Günstige Traumwohnungen in Eimsbüttel – sie haben Glück gehabt!

Nachbarschaft, wie es sie fast nicht mehr gibt: Die Bewohner des Gemeinschaftshauses in der Lutterothstraße 39 feiern zehnjähriges Bestehen. (Foto: fh)

Gemeinschaftshaus in der Lutterothstraße 39 feiert zehnten Geburtstag

Frauke Heiderhoff, Eimsbüttel – Frühstücken auf der Terrasse, gesellige Abende und gegenseitige Hilfe beim Einkaufen: In der Lutterothstraße 39 feiert eines der größten Gemeinschaftshäuser Hamburgs sein zehnjähriges Bestehen. 22 Familien zogen 2002 in ihr Traumhaus in Eimsbüttel. Sie haben Glück gehabt. Die Neu-Eigentümer konnten noch vor zehn Jahren geförderte Wohnungen günstig kaufen. So eine Chance gibt es heute fast nicht mehr. Und die Immobilienpreise steigen und steigen.
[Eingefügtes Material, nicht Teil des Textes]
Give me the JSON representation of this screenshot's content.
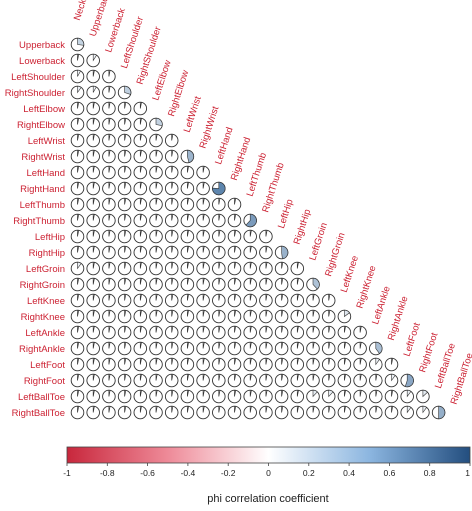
{
  "chart_data": {
    "type": "heatmap",
    "style": "correlation-pie-lower-triangle",
    "variables": [
      "Neck",
      "Upperback",
      "Lowerback",
      "LeftShoulder",
      "RightShoulder",
      "LeftElbow",
      "RightElbow",
      "LeftWrist",
      "RightWrist",
      "LeftHand",
      "RightHand",
      "LeftThumb",
      "RightThumb",
      "LeftHip",
      "RightHip",
      "LeftGroin",
      "RightGroin",
      "LeftKnee",
      "RightKnee",
      "LeftAnkle",
      "RightAnkle",
      "LeftFoot",
      "RightFoot",
      "LeftBallToe",
      "RightBallToe"
    ],
    "diagonal_label_rows": "variables[0..24] (column label drawn above each diagonal cell)",
    "value_range": [
      -1,
      1
    ],
    "colorbar": {
      "ticks": [
        "-1",
        "-0.8",
        "-0.6",
        "-0.4",
        "-0.2",
        "0",
        "0.2",
        "0.4",
        "0.6",
        "0.8",
        "1"
      ],
      "tick_values": [
        -1,
        -0.8,
        -0.6,
        -0.4,
        -0.2,
        0,
        0.2,
        0.4,
        0.6,
        0.8,
        1
      ],
      "title": "phi correlation coefficient",
      "negative_color": "#c8273c",
      "zero_color": "#ffffff",
      "positive_color": "#2a5e93"
    },
    "default_small_value": 0.03,
    "pairs": [
      {
        "row": "Upperback",
        "col": "Neck",
        "value": 0.27
      },
      {
        "row": "Lowerback",
        "col": "Upperback",
        "value": 0.09
      },
      {
        "row": "RightShoulder",
        "col": "LeftShoulder",
        "value": 0.3
      },
      {
        "row": "RightElbow",
        "col": "LeftElbow",
        "value": 0.28
      },
      {
        "row": "RightWrist",
        "col": "LeftWrist",
        "value": 0.46
      },
      {
        "row": "RightHand",
        "col": "LeftHand",
        "value": 0.76
      },
      {
        "row": "RightThumb",
        "col": "LeftThumb",
        "value": 0.62
      },
      {
        "row": "RightHip",
        "col": "LeftHip",
        "value": 0.48
      },
      {
        "row": "RightGroin",
        "col": "LeftGroin",
        "value": 0.38
      },
      {
        "row": "RightKnee",
        "col": "LeftKnee",
        "value": 0.15
      },
      {
        "row": "RightAnkle",
        "col": "LeftAnkle",
        "value": 0.4
      },
      {
        "row": "RightFoot",
        "col": "LeftFoot",
        "value": 0.55
      },
      {
        "row": "RightBallToe",
        "col": "LeftBallToe",
        "value": 0.5
      },
      {
        "row": "LeftShoulder",
        "col": "Neck",
        "value": 0.08
      },
      {
        "row": "RightShoulder",
        "col": "Neck",
        "value": 0.1
      },
      {
        "row": "RightShoulder",
        "col": "Upperback",
        "value": 0.08
      },
      {
        "row": "LeftGroin",
        "col": "Neck",
        "value": 0.1
      },
      {
        "row": "LeftBallToe",
        "col": "LeftGroin",
        "value": 0.12
      },
      {
        "row": "LeftBallToe",
        "col": "RightGroin",
        "value": 0.12
      },
      {
        "row": "LeftBallToe",
        "col": "LeftFoot",
        "value": 0.1
      },
      {
        "row": "LeftBallToe",
        "col": "RightFoot",
        "value": 0.13
      },
      {
        "row": "RightBallToe",
        "col": "LeftFoot",
        "value": 0.1
      },
      {
        "row": "RightBallToe",
        "col": "RightFoot",
        "value": 0.1
      },
      {
        "row": "LeftFoot",
        "col": "LeftAnkle",
        "value": 0.1
      },
      {
        "row": "RightFoot",
        "col": "RightAnkle",
        "value": 0.1
      }
    ]
  }
}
50 Menschen leben in den 53 bis 132 Quadratmeter großen Wohnungen. „Es ist ein absoluter Traum, hier zu wohnen“, bilanziert Informatiker Jörg Penning (52). Der dörfliche Charakter und Gemeinschaftssinn ist den Eigentümern wichtig. Kleine Auseinandersetzungen – wenn mal die Kinder zu laut sind – gibt es auch in dem begehrten Wohnobjekt im Herzen von Eimsbüttel. „Insgesamt haben wir aber sehr viel Glück gehabt und mit den Nachbarn das große Los gezogen“, freut sich die Architektin des Komplexes und Mitbewohnerin Iris Neitmann.
Marcella (17) hat in dem Haus eine tolle Kindheit erlebt. „Im Garten haben wir Kinder gespielt, im Innenhof vor dem Haus haben die Kleinen Fahrradfahren gelernt“, erinnert sich die 17-Jährige.
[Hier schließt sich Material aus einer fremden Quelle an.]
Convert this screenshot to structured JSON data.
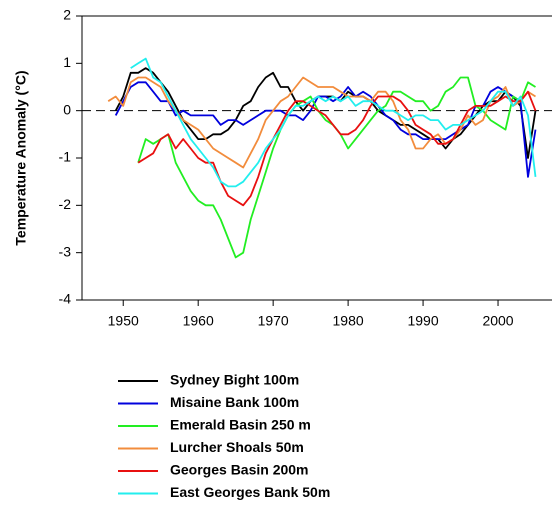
{
  "chart_data": {
    "type": "line",
    "y_label": "Temperature Anomaly (°C)",
    "xlim": [
      1944.5,
      2007.2
    ],
    "ylim": [
      -4,
      2
    ],
    "xticks": [
      1950,
      1960,
      1970,
      1980,
      1990,
      2000
    ],
    "yticks": [
      -4,
      -3,
      -2,
      -1,
      0,
      1,
      2
    ],
    "zero_line": true,
    "x": [
      1948,
      1949,
      1950,
      1951,
      1952,
      1953,
      1954,
      1955,
      1956,
      1957,
      1958,
      1959,
      1960,
      1961,
      1962,
      1963,
      1964,
      1965,
      1966,
      1967,
      1968,
      1969,
      1970,
      1971,
      1972,
      1973,
      1974,
      1975,
      1976,
      1977,
      1978,
      1979,
      1980,
      1981,
      1982,
      1983,
      1984,
      1985,
      1986,
      1987,
      1988,
      1989,
      1990,
      1991,
      1992,
      1993,
      1994,
      1995,
      1996,
      1997,
      1998,
      1999,
      2000,
      2001,
      2002,
      2003,
      2004,
      2005
    ],
    "series": [
      {
        "name": "Sydney Bight 100m",
        "color": "#000000",
        "values": [
          null,
          0.0,
          0.3,
          0.8,
          0.8,
          0.9,
          0.8,
          0.6,
          0.4,
          0.1,
          -0.2,
          -0.4,
          -0.6,
          -0.6,
          -0.5,
          -0.5,
          -0.4,
          -0.2,
          0.1,
          0.2,
          0.5,
          0.7,
          0.8,
          0.5,
          0.5,
          0.2,
          0.0,
          0.2,
          0.3,
          0.3,
          0.3,
          0.2,
          0.4,
          0.3,
          0.3,
          0.2,
          0.0,
          -0.1,
          -0.2,
          -0.3,
          -0.3,
          -0.4,
          -0.5,
          -0.6,
          -0.6,
          -0.8,
          -0.6,
          -0.5,
          -0.3,
          -0.1,
          0.1,
          0.2,
          0.2,
          0.4,
          0.3,
          0.1,
          -1.0,
          0.0
        ]
      },
      {
        "name": "Misaine Bank 100m",
        "color": "#0000dd",
        "values": [
          null,
          -0.1,
          0.2,
          0.5,
          0.6,
          0.6,
          0.4,
          0.2,
          0.2,
          -0.1,
          0.0,
          -0.1,
          -0.1,
          -0.1,
          -0.1,
          -0.3,
          -0.2,
          -0.2,
          -0.3,
          -0.2,
          -0.1,
          0.0,
          0.0,
          0.0,
          -0.1,
          -0.1,
          -0.2,
          0.0,
          0.3,
          0.3,
          0.2,
          0.3,
          0.5,
          0.3,
          0.4,
          0.3,
          0.1,
          -0.1,
          -0.2,
          -0.4,
          -0.5,
          -0.5,
          -0.6,
          -0.6,
          -0.6,
          -0.6,
          -0.5,
          -0.4,
          -0.3,
          0.1,
          0.1,
          0.4,
          0.5,
          0.4,
          0.3,
          0.2,
          -1.4,
          -0.4
        ]
      },
      {
        "name": "Emerald Basin 250 m",
        "color": "#22ee22",
        "values": [
          null,
          null,
          null,
          null,
          -1.1,
          -0.6,
          -0.7,
          -0.6,
          -0.5,
          -1.1,
          -1.4,
          -1.7,
          -1.9,
          -2.0,
          -2.0,
          -2.3,
          -2.7,
          -3.1,
          -3.0,
          -2.3,
          -1.8,
          -1.3,
          -0.8,
          -0.4,
          -0.1,
          0.1,
          0.2,
          0.3,
          0.0,
          -0.2,
          -0.3,
          -0.5,
          -0.8,
          -0.6,
          -0.4,
          -0.2,
          0.0,
          0.1,
          0.4,
          0.4,
          0.3,
          0.2,
          0.2,
          0.0,
          0.1,
          0.4,
          0.5,
          0.7,
          0.7,
          0.1,
          0.0,
          -0.2,
          -0.3,
          -0.4,
          0.3,
          0.2,
          0.6,
          0.5
        ]
      },
      {
        "name": "Lurcher Shoals 50m",
        "color": "#f28c3c",
        "values": [
          0.2,
          0.3,
          0.1,
          0.6,
          0.7,
          0.7,
          0.6,
          0.5,
          0.2,
          0.0,
          -0.2,
          -0.3,
          -0.4,
          -0.6,
          -0.8,
          -0.9,
          -1.0,
          -1.1,
          -1.2,
          -0.9,
          -0.6,
          -0.2,
          0.0,
          0.2,
          0.3,
          0.5,
          0.7,
          0.6,
          0.5,
          0.5,
          0.5,
          0.4,
          0.3,
          0.3,
          0.3,
          0.2,
          0.4,
          0.4,
          0.2,
          -0.2,
          -0.4,
          -0.8,
          -0.8,
          -0.6,
          -0.5,
          -0.7,
          -0.6,
          -0.4,
          -0.1,
          -0.3,
          -0.2,
          0.2,
          0.3,
          0.5,
          0.1,
          0.2,
          0.4,
          0.3
        ]
      },
      {
        "name": "Georges Basin 200m",
        "color": "#e81010",
        "values": [
          null,
          null,
          null,
          null,
          -1.1,
          -1.0,
          -0.9,
          -0.6,
          -0.5,
          -0.8,
          -0.6,
          -0.8,
          -1.0,
          -1.1,
          -1.1,
          -1.5,
          -1.8,
          -1.9,
          -2.0,
          -1.8,
          -1.4,
          -0.9,
          -0.6,
          -0.3,
          0.0,
          0.2,
          0.2,
          0.1,
          0.0,
          -0.1,
          -0.3,
          -0.5,
          -0.5,
          -0.4,
          -0.2,
          0.1,
          0.3,
          0.3,
          0.3,
          0.2,
          0.0,
          -0.3,
          -0.4,
          -0.5,
          -0.7,
          -0.7,
          -0.6,
          -0.3,
          0.0,
          0.1,
          0.1,
          0.1,
          0.2,
          0.3,
          0.2,
          0.2,
          0.4,
          0.0
        ]
      },
      {
        "name": "East Georges Bank 50m",
        "color": "#22eeee",
        "values": [
          null,
          null,
          null,
          0.9,
          1.0,
          1.1,
          0.7,
          0.6,
          0.3,
          0.0,
          -0.3,
          -0.6,
          -0.8,
          -1.0,
          -1.2,
          -1.5,
          -1.6,
          -1.6,
          -1.5,
          -1.3,
          -1.1,
          -0.8,
          -0.6,
          -0.4,
          -0.1,
          0.1,
          0.1,
          0.2,
          0.3,
          0.2,
          0.3,
          0.2,
          0.3,
          0.1,
          0.2,
          0.2,
          0.1,
          0.0,
          0.0,
          -0.1,
          -0.2,
          -0.1,
          -0.1,
          -0.2,
          -0.2,
          -0.4,
          -0.3,
          -0.3,
          -0.2,
          -0.1,
          0.0,
          0.2,
          0.4,
          0.4,
          0.1,
          0.3,
          -0.1,
          -1.4
        ]
      }
    ]
  }
}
„Wenn die Leute hören, zu welchen Konditionen wir damals gebaut haben, laufen ihnen immer noch die Tränen runter“, sagt Jörg Penning schmunzelnd. Über Immobilienpreise möchte keiner der Beteiligten sprechen. Nur so viel: Würde ein Eigentümer seine Wohnung heute verkaufen, bekäme er mehr als das Doppelte des ursprünglichen Kaufpreises.
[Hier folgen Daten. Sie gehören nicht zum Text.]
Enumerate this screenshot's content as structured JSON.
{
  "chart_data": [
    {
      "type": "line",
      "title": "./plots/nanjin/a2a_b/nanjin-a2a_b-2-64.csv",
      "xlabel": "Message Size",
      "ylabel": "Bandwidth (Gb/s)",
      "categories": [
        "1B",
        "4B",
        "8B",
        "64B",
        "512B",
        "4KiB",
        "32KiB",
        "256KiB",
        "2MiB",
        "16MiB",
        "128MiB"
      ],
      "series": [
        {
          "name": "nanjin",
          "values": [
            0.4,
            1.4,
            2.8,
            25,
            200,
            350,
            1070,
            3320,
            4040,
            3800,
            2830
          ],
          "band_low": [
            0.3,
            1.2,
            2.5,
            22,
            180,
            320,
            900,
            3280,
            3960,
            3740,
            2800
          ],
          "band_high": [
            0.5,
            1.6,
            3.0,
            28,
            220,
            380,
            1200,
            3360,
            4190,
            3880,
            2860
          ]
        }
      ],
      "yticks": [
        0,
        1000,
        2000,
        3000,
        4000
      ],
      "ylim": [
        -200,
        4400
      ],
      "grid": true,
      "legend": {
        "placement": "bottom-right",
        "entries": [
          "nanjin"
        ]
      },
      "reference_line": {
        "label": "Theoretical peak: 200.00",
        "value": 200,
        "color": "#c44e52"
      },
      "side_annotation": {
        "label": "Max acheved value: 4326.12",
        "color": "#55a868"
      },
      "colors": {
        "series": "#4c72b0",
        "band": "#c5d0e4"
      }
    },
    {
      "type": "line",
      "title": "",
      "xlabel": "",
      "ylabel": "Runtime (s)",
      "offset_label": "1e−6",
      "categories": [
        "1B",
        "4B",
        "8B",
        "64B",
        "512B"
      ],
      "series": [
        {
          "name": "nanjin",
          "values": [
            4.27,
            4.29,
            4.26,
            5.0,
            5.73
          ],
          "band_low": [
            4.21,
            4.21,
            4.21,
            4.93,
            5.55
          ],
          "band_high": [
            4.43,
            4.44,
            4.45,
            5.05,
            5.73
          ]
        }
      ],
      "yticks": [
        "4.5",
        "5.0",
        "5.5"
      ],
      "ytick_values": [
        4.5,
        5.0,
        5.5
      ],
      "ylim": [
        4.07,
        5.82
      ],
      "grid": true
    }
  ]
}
Mit Sorge bemerken die Bewohner den Verdrängungsdruck im Viertel. Viele der
Restaurants seien im Vergleich zu früher teurer geworden. „Die Mieten steigen in einem der begehrtesten Stadtteile Hamburgs rasant“, sagt Neitmann. Viele Investoren aus dem Ausland suchten in der gesamten Stadt nach Bauland. In Eimsbüttel gibt es kaum noch freie Flächen. Es scheint undenkbar, dass noch einmal eine günstige Oase wie die Lutterothstraße 39 entstehen könnte.

Hintergrund:
Gefördert wurde das Wohnprojekt durch den Hamburger Verein Wohngemeinschaft Jung und Alt (WGJA). Der Verein ist seit über 20 Jahren Treffpunkt für Menschen, die selbstständig in einer Gemeinschaft leben wollen und die Gleichgesinnte suchen, mit denen sie Haus und Garten teilen können. Im Haus leben Alleinerziehende, Paare und Familien. Die Architektin Iris Neitmann hat verschiedene Projekte für den Verein umgesetzt, unter anderem in Ottensen, Flottbek und Altona.